I was better at hiding things than sharing. And had become quite good at it. I am a strong willed, independent type, so asking for help was rather like pulling teeth for me. But I swallowed my pride, got home and asked a good friend to help me pull the trailer home. I flat out had to soften up and ask for help dag nab it!
The days ahead were ULTRA tough. My trailer was home and I felt so uprooted.
I felt like I was locked in a room with no place to go. It was so hard to leave behind amazing mental images such as the one above.
And although my home was newly renovated inside, my yard was dead ugly to be around. It depressed me. And since summertime brings you outdoors, this is what I got to look at.
You see, many years of camping takes you away from your yard. You purposely don’t buy plants and things that will die in your absence unless you want to hire others to take care of it. I chose the first. Why bother? Basically put, the yard still belonged to the previous owners AND I had allowed it to go downhill even further. Double demerit for a gardener/decorator type!
So summer approached with my trailer in my yard. And my weekends stuck at home. And me feeling like I had the flu all the time. I wasn’t in a good place emotionally. Unplanned depressing change can suffocate you, whipping out your hopes and dreams.
I did alot of concentrated praying during this time, prayer for healing, finding my way, whatever. I just prayed.
Here’s something else I tried. I had been feeling really ill one particular Sunday (my son was with his Dad), but something led me to get out of bed and get ready for church. I kept glancing at my watch full knowing this was a crazy idea. I was really ill and I would be running late if I tried. But for some odd reason I felt compelled to push myself and went for it. I got there only about 2 minutes late and I remember having to stay seated in the pew so I wouldn’t fall.
Know what the message was about that day? Healing. My stomach did a lurch.
And THEN to top that off, the pastor was inviting those desiring healing to come up front for prayer and oil ointment. Sorry, I don’t really know what to call this.
I thought I was going to be sick. My heart raced and my head went dizzy with panic and fear. I knew I’d NEVER forgive myself if I didn’t try this opportunity. I mean, it was like it was being handed to me on a sliver platter! But to go up THERE? In front of all so they’d all know how sick I really was? Augh…

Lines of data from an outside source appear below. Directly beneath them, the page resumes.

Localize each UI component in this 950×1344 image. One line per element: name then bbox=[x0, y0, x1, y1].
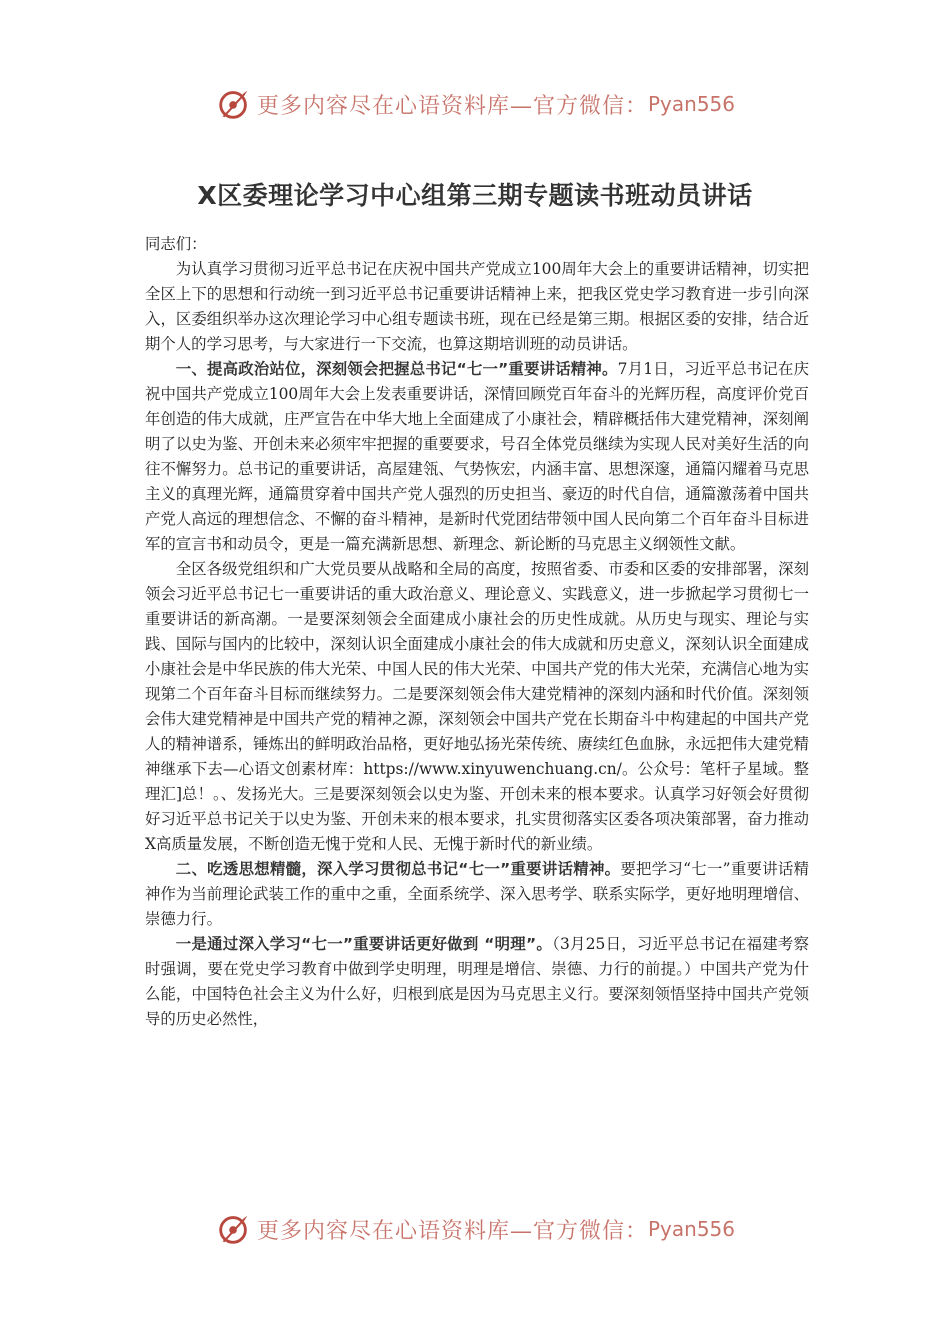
section-1-detail-text: 全区各级党组织和广大党员要从战略和全局的高度，按照省委、市委和区委的安排部署，深刻领会习近平总书记七一重要讲话的重大政治意义、理论意义、实践意义，进一步掀起学习贯彻七一重要讲话的新高潮。一是要深刻领会全面建成小康社会的历史性成就。从历史与现实、理论与实践、国际与国内的比较中，深刻认识全面建成小康社会的伟大成就和历史意义，深刻认识全面建成小康社会是中华民族的伟大光荣、中国人民的伟大光荣、中国共产党的伟大光荣，充满信心地为实现第二个百年奋斗目标而继续努力。二是要深刻领会伟大建党精神的深刻内涵和时代价值。深刻领会伟大建党精神是中国共产党的精神之源，深刻领会中国共产党在长期奋斗中构建起的中国共产党人的精神谱系，锤炼出的鲜明政治品格，更好地弘扬光荣传统、赓续红色血脉，永远把伟大建党精神继承下去—心语文创素材库：https://www.xinyuwenchuang.cn/。公众号：笔杆子星域。整理汇]总！。、发扬光大。三是要深刻领会以史为鉴、开创未来的根本要求。认真学习好领会好贯彻好习近平总书记关于以史为鉴、开创未来的根本要求，扎实贯彻落实区委各项决策部署，奋力推动X高质量发展，不断创造无愧于党和人民、无愧于新时代的新业绩。 bbox=[145, 560, 809, 853]
paragraph-intro-text: 为认真学习贯彻习近平总书记在庆祝中国共产党成立100周年大会上的重要讲话精神，切实把全区上下的思想和行动统一到习近平总书记重要讲话精神上来，把我区党史学习教育进一步引向深入，区委组织举办这次理论学习中心组专题读书班，现在已经是第三期。根据区委的安排，结合近期个人的学习思考，与大家进行一下交流，也算这期培训班的动员讲话。 bbox=[145, 260, 809, 353]
point-1-heading: 一是通过深入学习“七一”重要讲话更好做到 “明理”。 bbox=[175, 935, 553, 953]
header-banner bbox=[0, 82, 950, 126]
document-title: X区委理论学习中心组第三期专题读书班动员讲话 bbox=[197, 181, 753, 210]
salutation: 同志们： bbox=[145, 235, 207, 253]
section-2-text: 要把学习“七一”重要讲话精神作为当前理论武装工作的重中之重，全面系统学、深入思考学、联系实际学，更好地明理增信、崇德力行。 bbox=[145, 860, 809, 928]
paragraph-section-1-detail bbox=[145, 557, 809, 857]
paragraph-section-2 bbox=[145, 857, 809, 932]
paragraph-intro bbox=[145, 257, 809, 357]
document-body bbox=[145, 232, 809, 1032]
banner-text: 更多内容尽在心语资料库—官方微信： bbox=[256, 93, 648, 119]
pen-logo-icon bbox=[215, 1210, 253, 1248]
banner-wechat-id: Pyan556 bbox=[648, 92, 736, 116]
section-2-heading: 二、吃透思想精髓，深入学习贯彻总书记“七一”重要讲话精神。 bbox=[175, 860, 621, 878]
section-1-text: 7月1日，习近平总书记在庆祝中国共产党成立100周年大会上发表重要讲话，深情回顾党百年奋斗的光辉历程，高度评价党百年创造的伟大成就，庄严宣告在中华大地上全面建成了小康社会，精辟概括伟大建党精神，深刻阐明了以史为鉴、开创未来必须牢牢把握的重要要求，号召全体党员继续为实现人民对美好生活的向往不懈努力。总书记的重要讲话，高屋建瓴、气势恢宏，内涵丰富、思想深邃，通篇闪耀着马克思主义的真理光辉，通篇贯穿着中国共产党人强烈的历史担当、豪迈的时代自信，通篇激荡着中国共产党人高远的理想信念、不懈的奋斗精神，是新时代党团结带领中国人民向第二个百年奋斗目标进军的宣言书和动员令，更是一篇充满新思想、新理念、新论断的马克思主义纲领性文献。 bbox=[145, 360, 809, 553]
pen-logo-icon bbox=[215, 85, 253, 123]
banner-text: 更多内容尽在心语资料库—官方微信： bbox=[256, 1218, 648, 1244]
section-1-heading: 一、提高政治站位，深刻领会把握总书记“七一”重要讲话精神。 bbox=[175, 360, 618, 378]
paragraph-section-1 bbox=[145, 357, 809, 557]
paragraph-section-2-point-1 bbox=[145, 932, 809, 1032]
banner-wechat-id: Pyan556 bbox=[648, 1217, 736, 1241]
footer-banner bbox=[0, 1207, 950, 1251]
point-1-text: （3月25日，习近平总书记在福建考察时强调，要在党史学习教育中做到学史明理，明理是增信、崇德、力行的前提。）中国共产党为什么能，中国特色社会主义为什么好，归根到底是因为马克思主义行。要深刻领悟坚持中国共产党领导的历史必然性， bbox=[145, 935, 809, 1028]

Still unsure, I turned to the young girl beside me and said, “How do I do this? Do I just go up?” Tears sprung in her eyes and she nodded. And offered to come up with me. I accepted. So I held my breath, and walked up to the front with her, holding hands. I was in a mental daze. I couldn’t believe I was doing this. But oh my gosh… I was met with amazing support, shouts of Hallelujah, and just felt warmth around me. Trust me, this was totally out of my comfort zone. But I wanted it to work. And I wanted it bad.
The event was an amazing experience. After the ointment, well wishers came up to me, put their hands on me and prayed alongside me for healing. I have never felt such a rush of love quite like this in my entire life. I think I cried through the whole thing. I was just so touched.
And then it was done. And I went home. And waited. And hoped.
And know what? It didn’t work. I didn’t get better. Frustrated, I resumed to status quo and felt low all over again.
But I never stopped praying. I summed up that perhaps that would have been the easy way out when I was suppose to do something else myself. I had no idea. But I had to keep believing there was a reason I wasn’t granted my desire to be better overnight.
And I believe, there was a reason indeed.
Have you ever had something happen that changed your life overnight? How did you cope?